'Perfect' Heat Recovery on Ideal Air Systems?

@edpmay

If I’m understanding your question correctly, I think the ventilation losses you are getting are correct as from a thermodynamic perspective, you can only recover a fraction of the heat from exhaust air.

For example, if you have a system where your exhaust air is recirculated into a mixing chamber with fresh outdoor air, and assuming the box is perfectly insulated, you will have the following relationship between the input and output air:

  1. MassAir1 + MassAir2 = MassAir3
  2. MassAir1 * Enthalpy1 + MassAir2 * Enthalpy2 = MassAir3*Enthalpy3

Rearranging 2 and substituting 1 for MassAir3 we get:

Enthalpy3 = (MassAir1 * Enthalpy1 + MassAir2 * Enthalpy2)/ (MassAir1 + MassAir2)

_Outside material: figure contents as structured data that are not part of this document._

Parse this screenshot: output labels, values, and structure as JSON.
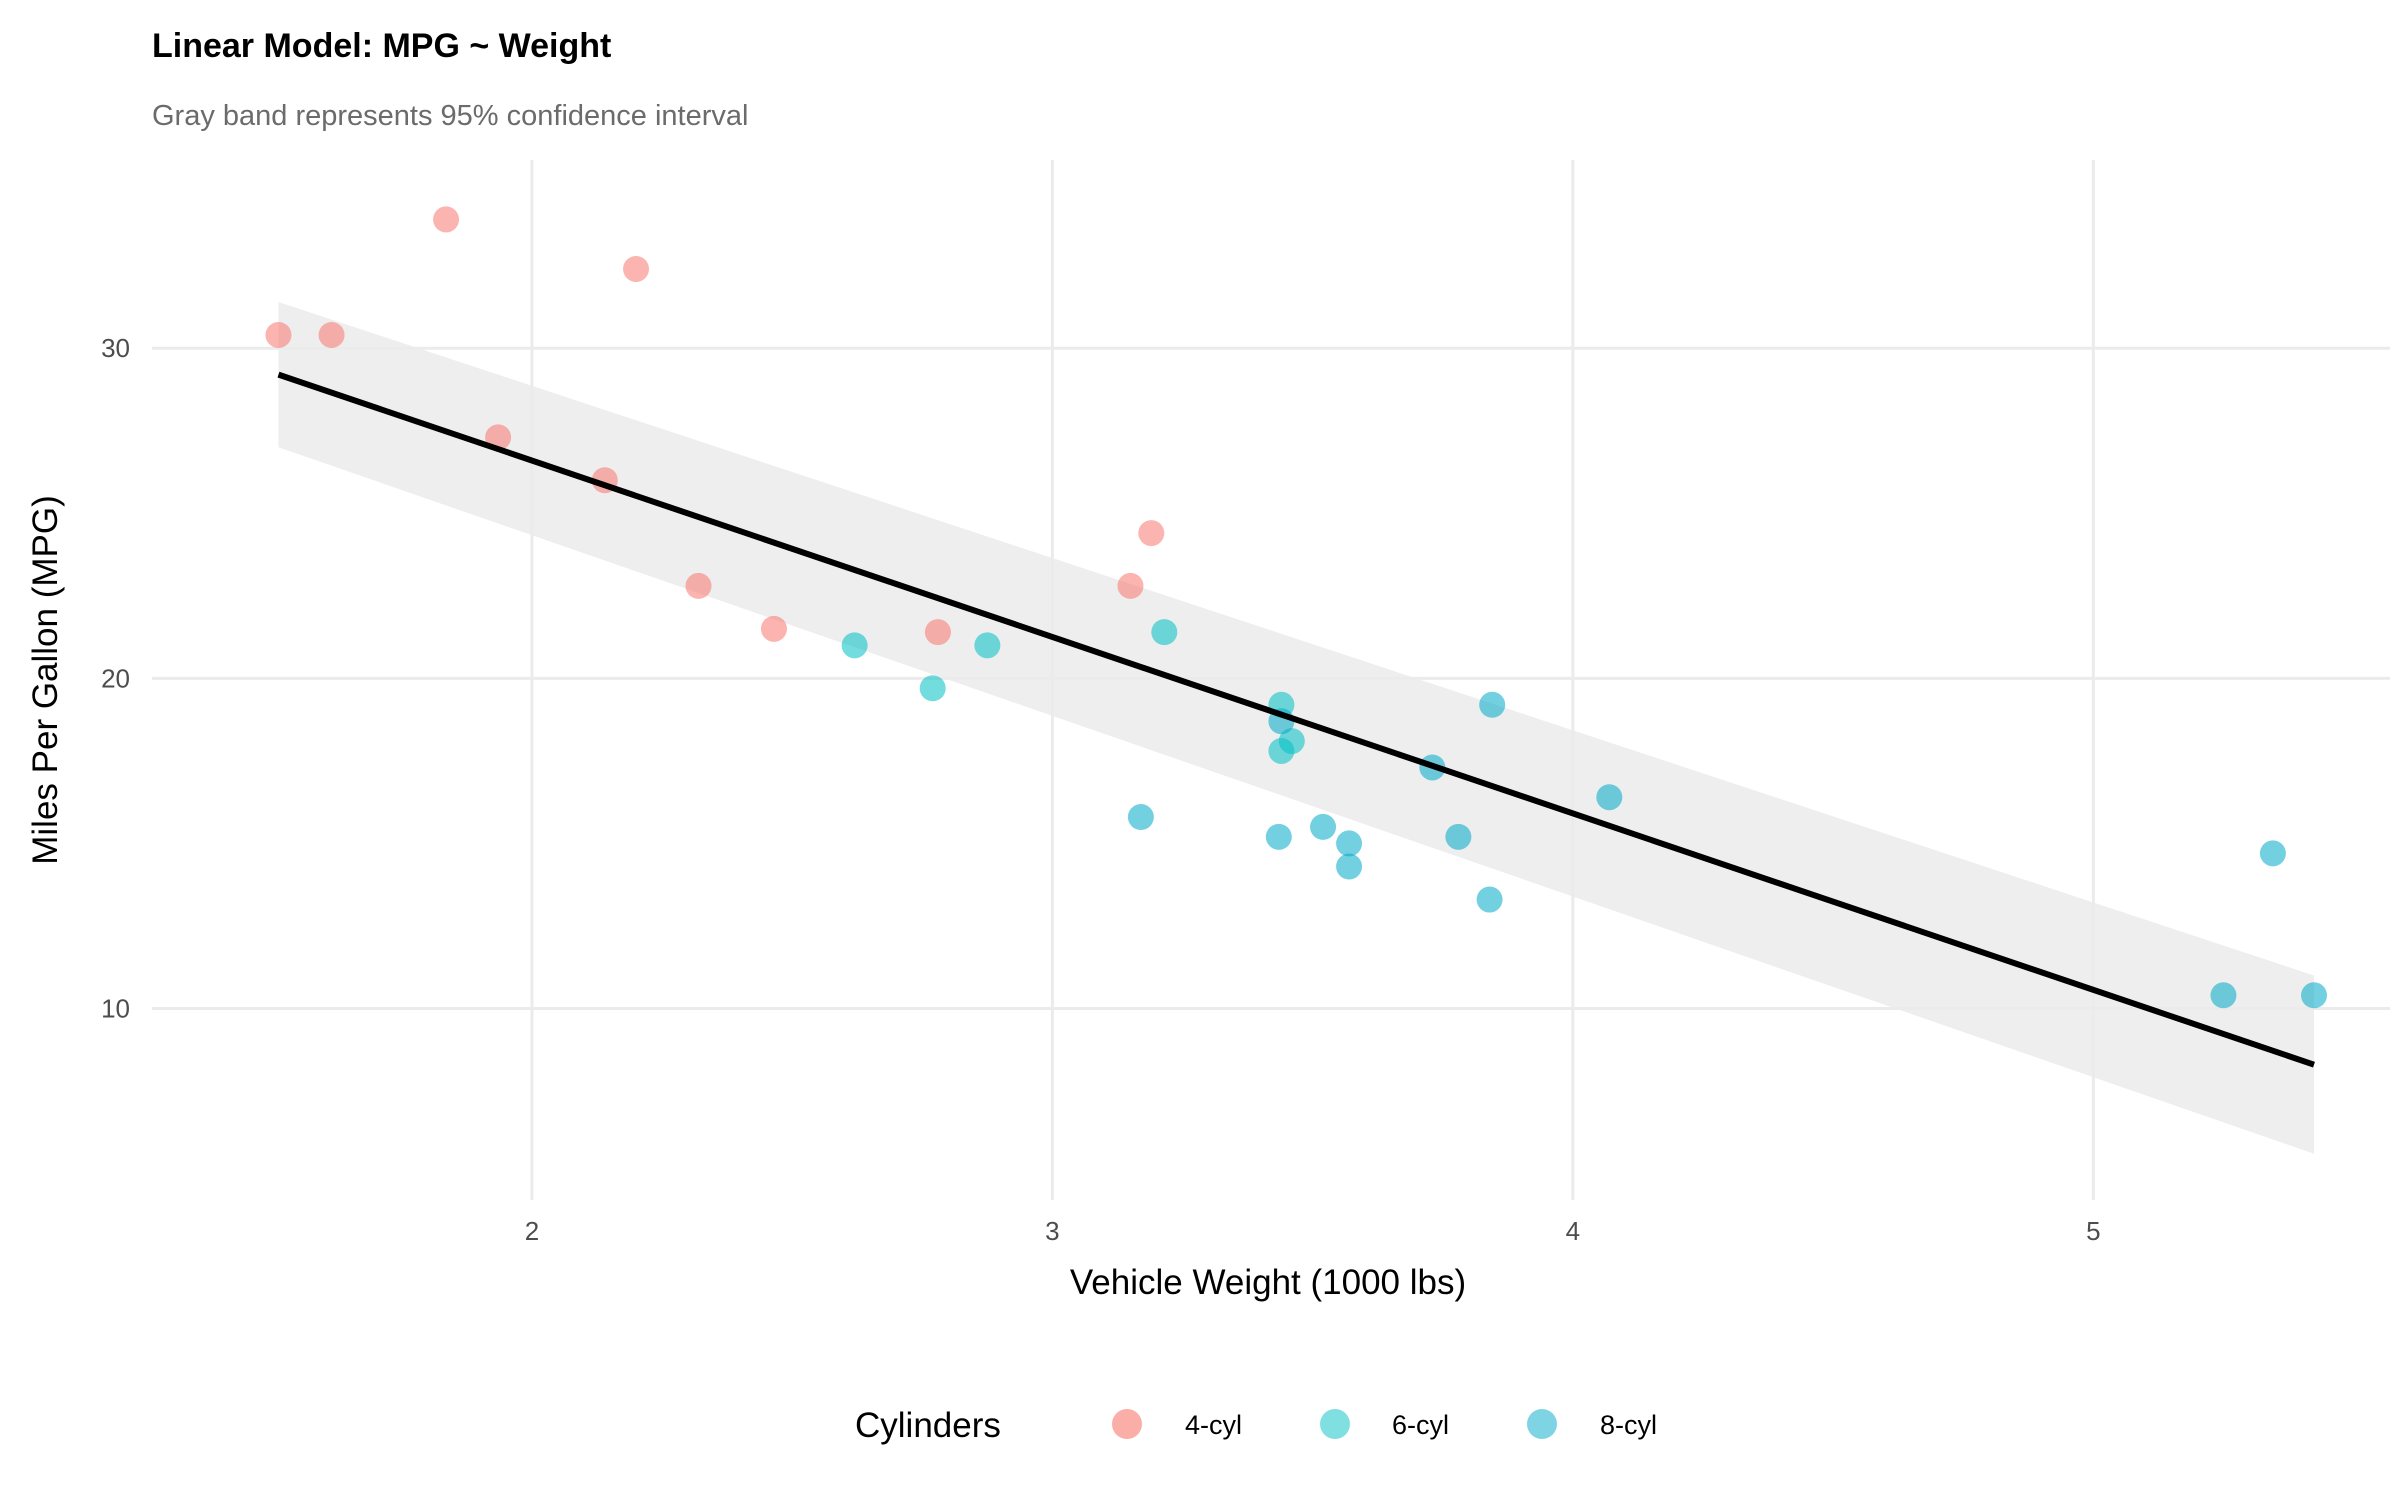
{
  "chart_data": {
    "type": "scatter",
    "title": "Linear Model: MPG ~ Weight",
    "subtitle": "Gray band represents 95% confidence interval",
    "xlabel": "Vehicle Weight (1000 lbs)",
    "ylabel": "Miles Per Gallon (MPG)",
    "xlim": [
      1.27,
      5.57
    ],
    "ylim": [
      4.2,
      35.7
    ],
    "xticks": [
      2,
      3,
      4,
      5
    ],
    "yticks": [
      10,
      20,
      30
    ],
    "grid": true,
    "legend": {
      "title": "Cylinders",
      "position": "bottom",
      "entries": [
        "4-cyl",
        "6-cyl",
        "8-cyl"
      ]
    },
    "colors": {
      "4-cyl": "#F8766D",
      "6-cyl": "#00BFC4",
      "8-cyl": "#00A9C9",
      "fit_line": "#000000",
      "band": "#ebebeb"
    },
    "series": [
      {
        "name": "4-cyl",
        "x": [
          1.513,
          1.615,
          1.835,
          1.935,
          2.2,
          2.14,
          2.32,
          2.465,
          2.78,
          3.15,
          3.19
        ],
        "y": [
          30.4,
          30.4,
          33.9,
          27.3,
          32.4,
          26.0,
          22.8,
          21.5,
          21.4,
          22.8,
          24.4
        ]
      },
      {
        "name": "6-cyl",
        "x": [
          2.62,
          2.77,
          2.875,
          3.215,
          3.44,
          3.44,
          3.46
        ],
        "y": [
          21.0,
          19.7,
          21.0,
          21.4,
          19.2,
          17.8,
          18.1
        ]
      },
      {
        "name": "8-cyl",
        "x": [
          3.17,
          3.435,
          3.44,
          3.52,
          3.57,
          3.57,
          3.73,
          3.78,
          3.84,
          3.845,
          4.07,
          5.25,
          5.345,
          5.424
        ],
        "y": [
          15.8,
          15.2,
          18.7,
          15.5,
          15.0,
          14.3,
          17.3,
          15.2,
          13.3,
          19.2,
          16.4,
          10.4,
          14.7,
          10.4
        ]
      }
    ],
    "fit": {
      "intercept": 37.285,
      "slope": -5.344,
      "x_range": [
        1.513,
        5.424
      ],
      "ci_lower": [
        27.0,
        5.6
      ],
      "ci_upper": [
        31.4,
        11.0
      ]
    }
  }
}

So the resulting enthalpy is the weighted average of the exhaust and outdoor air, by their air mass flow rate (same thing also applies to temperature assuming the same specific heat capacity, and humidity ratio). Enthalpy is the total heat content of our air, so this equation proves that you can’t transfer all your heat from one air mass to another. Assuming equal exhaust and outdoor air rates, the best you can recover is half the heat content.

In your bar chart, you can also see that going from 0 to 99.99% heat recovery is reducing the mechanical ventilation more then 50% which is something I can’t explain. I’m not an expert on HVAC systems, so there may be something I’m missing on how mechanical heat recovery systems work, but this is how I would think about it.